La colère exprimée par une large partie de l’opinion publique face à l’arrêt de la Cour de cassation d’avril 2021 confirmant «l’irresponsabilité» du meurtrier de Sarah Halimi s’est nourrie de trois ans d’un relatif mutisme des médias et des autorités, à quoi s’ajoute une certaine condescendance de la justice.
Le Juif a des ennemis passionnés
– Jean-Paul Sartre
et des défenseurs sans passion.
Il y a de longs silences inexplicables, et d’ailleurs toujours inexpliqués, dans l’affaire Sarah Halimi.
D’abord, le silence des policiers, présents en nombre dans la cage d’escalier, écoutant patiemment les cris de la victime sous la torture, puis le choc de sa défenestration, avant qu’ils n’interviennent, plus d’une heure après que le meurtrier eut quitté les lieux.

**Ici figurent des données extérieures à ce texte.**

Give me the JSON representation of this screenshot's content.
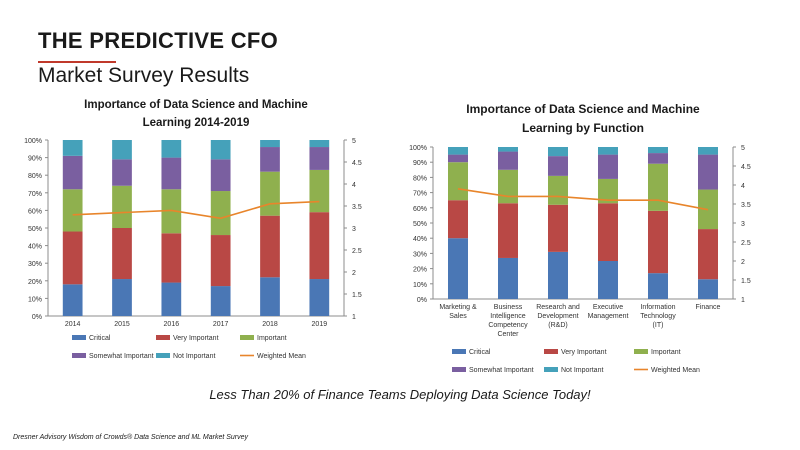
{
  "header": {
    "title": "THE PREDICTIVE CFO",
    "subtitle": "Market Survey Results"
  },
  "footer": {
    "tagline": "Less Than 20% of Finance Teams Deploying Data Science Today!",
    "source": "Dresner Advisory Wisdom of Crowds® Data Science and ML Market Survey"
  },
  "colors": {
    "critical": "#4a77b5",
    "very_important": "#b94845",
    "important": "#8fb04e",
    "somewhat_important": "#7a5fa0",
    "not_important": "#45a1ba",
    "weighted_mean": "#e8852b"
  },
  "chart_data": [
    {
      "type": "bar",
      "stacked": true,
      "title": "Importance of Data Science and Machine Learning 2014-2019",
      "categories": [
        "2014",
        "2015",
        "2016",
        "2017",
        "2018",
        "2019"
      ],
      "ylim": [
        0,
        100
      ],
      "yticks": [
        "0%",
        "10%",
        "20%",
        "30%",
        "40%",
        "50%",
        "60%",
        "70%",
        "80%",
        "90%",
        "100%"
      ],
      "y2lim": [
        1,
        5
      ],
      "y2ticks": [
        "1",
        "1.5",
        "2",
        "2.5",
        "3",
        "3.5",
        "4",
        "4.5",
        "5"
      ],
      "grid": false,
      "legend": "bottom",
      "series": [
        {
          "name": "Critical",
          "key": "critical",
          "values": [
            18,
            21,
            19,
            17,
            22,
            21
          ]
        },
        {
          "name": "Very Important",
          "key": "very_important",
          "values": [
            30,
            29,
            28,
            29,
            35,
            38
          ]
        },
        {
          "name": "Important",
          "key": "important",
          "values": [
            24,
            24,
            25,
            25,
            25,
            24
          ]
        },
        {
          "name": "Somewhat Important",
          "key": "somewhat_important",
          "values": [
            19,
            15,
            18,
            18,
            14,
            13
          ]
        },
        {
          "name": "Not Important",
          "key": "not_important",
          "values": [
            9,
            11,
            10,
            11,
            4,
            4
          ]
        }
      ],
      "line": {
        "name": "Weighted Mean",
        "key": "weighted_mean",
        "axis": "right",
        "values": [
          3.3,
          3.35,
          3.4,
          3.22,
          3.55,
          3.6
        ]
      }
    },
    {
      "type": "bar",
      "stacked": true,
      "title": "Importance of Data Science and Machine Learning by Function",
      "categories": [
        "Marketing & Sales",
        "Business Intelligence Competency Center",
        "Research and Development (R&D)",
        "Executive Management",
        "Information Technology (IT)",
        "Finance"
      ],
      "ylim": [
        0,
        100
      ],
      "yticks": [
        "0%",
        "10%",
        "20%",
        "30%",
        "40%",
        "50%",
        "60%",
        "70%",
        "80%",
        "90%",
        "100%"
      ],
      "y2lim": [
        1,
        5
      ],
      "y2ticks": [
        "1",
        "1.5",
        "2",
        "2.5",
        "3",
        "3.5",
        "4",
        "4.5",
        "5"
      ],
      "grid": false,
      "legend": "bottom",
      "series": [
        {
          "name": "Critical",
          "key": "critical",
          "values": [
            40,
            27,
            31,
            25,
            17,
            13
          ]
        },
        {
          "name": "Very Important",
          "key": "very_important",
          "values": [
            25,
            36,
            31,
            38,
            41,
            33
          ]
        },
        {
          "name": "Important",
          "key": "important",
          "values": [
            25,
            22,
            19,
            16,
            31,
            26
          ]
        },
        {
          "name": "Somewhat Important",
          "key": "somewhat_important",
          "values": [
            5,
            12,
            13,
            16,
            7,
            23
          ]
        },
        {
          "name": "Not Important",
          "key": "not_important",
          "values": [
            5,
            3,
            6,
            5,
            4,
            5
          ]
        }
      ],
      "line": {
        "name": "Weighted Mean",
        "key": "weighted_mean",
        "axis": "right",
        "values": [
          3.9,
          3.7,
          3.7,
          3.6,
          3.6,
          3.35
        ]
      }
    }
  ]
}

Puis le silence de la presse française, qui ne commence à s’interroger qu’à la mi-mai 2017, autrement dit après l’élection présidentielle.
Et, bien sûr, le silence assourdissant de la juge d’instruction, refusant de retenir une possible motivation antisémite jusqu’en février 2018.
Le silence de la gauche, laissant ses seuls membres juifs porter les pancartes lors des manifs. Comme le notait Sartre, le Juif a «des ennemis passionnés et des défenseurs sans passion».
Enfin, il y a le mutisme des tribunaux, refusant un procès pour cause d’«irresponsabilité pénale».
Il délire, mais sa folie
– Polonius dans Hamlet
ne manque pas de méthode.
Le seul qui ne se taisait pas est le meurtrier, Kobili Traoré, vociférant après avoir jeté par la fenêtre celle qui était sa voisine depuis dix ans : J’ai tué le sheitan! La vision du chandelier à sept branches avait déclenché en lui une fureur meurtrière.